There are two main reasons: rounding and suppression. The Census Bureau rounds published values, and it may suppress very small cells to protect privacy. For 2020, the Bureau also published raw group counts rather than direct percentages, so Name Census converts those counts back into shares for comparability across census years.
An occupational surname referring to one who made or sold sprouts or sprigs. The fuller origin note on this page goes into more detail.
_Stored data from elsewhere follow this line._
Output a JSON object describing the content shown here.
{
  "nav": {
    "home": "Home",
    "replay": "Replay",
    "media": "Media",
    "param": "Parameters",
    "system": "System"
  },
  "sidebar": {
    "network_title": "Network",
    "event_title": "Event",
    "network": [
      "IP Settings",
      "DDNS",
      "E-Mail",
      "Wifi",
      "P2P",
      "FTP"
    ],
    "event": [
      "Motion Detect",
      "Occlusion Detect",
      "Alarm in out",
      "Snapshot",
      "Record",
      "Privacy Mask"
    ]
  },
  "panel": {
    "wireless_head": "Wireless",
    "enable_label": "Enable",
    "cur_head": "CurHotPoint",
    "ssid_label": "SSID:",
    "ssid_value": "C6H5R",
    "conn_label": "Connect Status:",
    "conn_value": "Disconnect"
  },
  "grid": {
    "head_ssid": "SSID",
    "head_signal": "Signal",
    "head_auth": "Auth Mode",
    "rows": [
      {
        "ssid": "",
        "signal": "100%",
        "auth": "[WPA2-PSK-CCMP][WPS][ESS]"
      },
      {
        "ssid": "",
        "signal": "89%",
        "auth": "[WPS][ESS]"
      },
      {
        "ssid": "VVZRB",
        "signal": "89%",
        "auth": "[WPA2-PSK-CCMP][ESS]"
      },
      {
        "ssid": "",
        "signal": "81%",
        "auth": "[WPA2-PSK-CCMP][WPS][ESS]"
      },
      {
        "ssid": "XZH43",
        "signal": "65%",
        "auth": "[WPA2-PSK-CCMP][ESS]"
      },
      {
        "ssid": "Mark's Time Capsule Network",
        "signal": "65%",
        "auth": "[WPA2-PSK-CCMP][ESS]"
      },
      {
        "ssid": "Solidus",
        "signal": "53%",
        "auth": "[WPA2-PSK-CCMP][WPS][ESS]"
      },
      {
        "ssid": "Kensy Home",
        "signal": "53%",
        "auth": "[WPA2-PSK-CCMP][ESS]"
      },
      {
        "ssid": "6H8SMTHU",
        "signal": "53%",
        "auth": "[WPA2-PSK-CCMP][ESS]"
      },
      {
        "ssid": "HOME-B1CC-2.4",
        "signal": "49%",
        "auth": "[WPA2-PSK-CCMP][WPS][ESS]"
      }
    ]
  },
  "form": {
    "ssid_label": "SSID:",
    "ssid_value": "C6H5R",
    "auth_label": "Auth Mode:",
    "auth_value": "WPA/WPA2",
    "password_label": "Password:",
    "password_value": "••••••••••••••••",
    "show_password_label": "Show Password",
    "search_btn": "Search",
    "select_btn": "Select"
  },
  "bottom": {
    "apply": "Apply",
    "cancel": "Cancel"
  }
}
All surname statistics on Name Census are drawn from the US Census Bureau's decennial surname frequency tables. These files list every surname that appeared 100 or more times in the 2020 Census, along with a count, a per-100,000 rate, and a self-reported demographic breakdown. You can read the full explanation on our methodology page.
For surnames, Name Census does not age cohorts the way it does for first names. Instead, it takes the Census Bureau's published frequency for Spross (0.11 per 100,000) and applies that rate to the current U.S. resident population to estimate how many living Americans have the surname today.
HowManyOfMe.org, our sister site, answers that with the living-bearer count in one glance.